From my own experience, one of the main cost factors in editing a book is the enforcement of a uniform text-structure style (I have (co-)edited nine books, some of them big multi-volume works, so I have quite a bit of experience).
I am not talking about esthetic issues of typesetting here (font size, line spacing, style of headings, etc), but about the kinds of things that the authors do when they type a text: use of italics, boldface, quotation marks, in-text citations, bibliographic style, inclusion of abstract, section numbering, etc. This is what I call text-structure style here (in contrast to typesetting style, which will always differ among publications).
As we all know, different journals and publishers have different style requirements, so when submitting a paper to a journal, you are supposed to read and conform to the specific stylesheet of the venue. I don’t know how many people actually do read the stylesheet and take it seriously, but either way, the system is clearly inefficient: If you have to reformat your paper to submit it to some journal, that’s extra work, and if you don’t do it, someone else will have to do it – maybe the journal’s copy-editor: Some publishers still think that they can afford these, and the copy-editors do not only do useful things (such as catching typos), but they also insert “Oxford commas” and make other non-essential or unhelpful changes.
I recently had the unpleasant experience of seeing a paper of mine copy-edited in such a way that it was sometimes difficult to see what I had meant: The copy-editor removed all highlighting of special terms (even though it was a survey article where explanation of key terms was crucial), inserted “example” in front of all example numbers (even though some of the items were not examples in the strict sense), and mutilated author names (leaving only the first letter of the given names) and journal names (e.g. “Linguist. Typol.” for the journal Linguistic Typology). The paper thus conformed to the publisher’s house style, but not at all to what is usual practice in linguistics.
Clearly, having the same text-structure style for all linguistics publications would benefit everyone: authors, publishers and readers. Linguistics students could get used to the general style from early onwards, and there would not be any need to reformat anything.
Would some publishers resist such a move? Perhaps, because some of them think of these things as their area of expertise, and they want to impose a uniform style on all their journals. (For instance, Elsevier has a redundant comma in in-text citations in all their journals, even the linguistics journals, although linguists normally don’t use this comma.)
But ultimately, publishers will do what the community of scholars wants.
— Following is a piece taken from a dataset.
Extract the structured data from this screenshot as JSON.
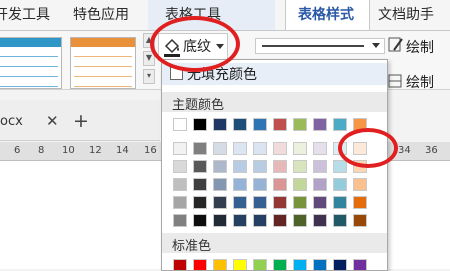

Some very promising steps toward discipline-wide style rules have already been taken by linguists: Since 2007, there has been a standard for bibstyles (called “Unified Style Sheet for Linguistics”) which has been fairly widely adopted. And for glossed examples, the Leipzig Glossing Rules have been adopted almost universally.
Thus, there are good chances that linguists will also be happy to adopt a set of discipline-wide style rules for other aspects of their texts. One proposal for such a set of rules is called “Generic Style Rules for Linguistics” (download here).
I hope that the Generic Style Rules (or some other set of general rules that is not journal-specific or publisher-specific) will be adopted by more and more journals and book series in the future. This would make our lives easier, and editors would be able to focus on the content of the articles and books. Especially for smaller, low-budget journals (of which there are more and more, generally in open access), this would be a significant improvement.
Of course, it will be difficult to agree on every individual point, but fortunately, there is already fairly wide agreement in the styles of the major linguistics publishers De Gruyter and Benjamins, and the Generic Style Rules can be seen as a compromise between these. Some people may want to regulate even more things (such as the use or non-use of serial commas, the date format, the use of hyphens and capitalization of compass points), but it seems to me that in highly specialized publications such as scholarly articles and books in linguistics, we don’t need more regulation than the 14 pages of the Generic Style Rules. Everything else can be left to the author.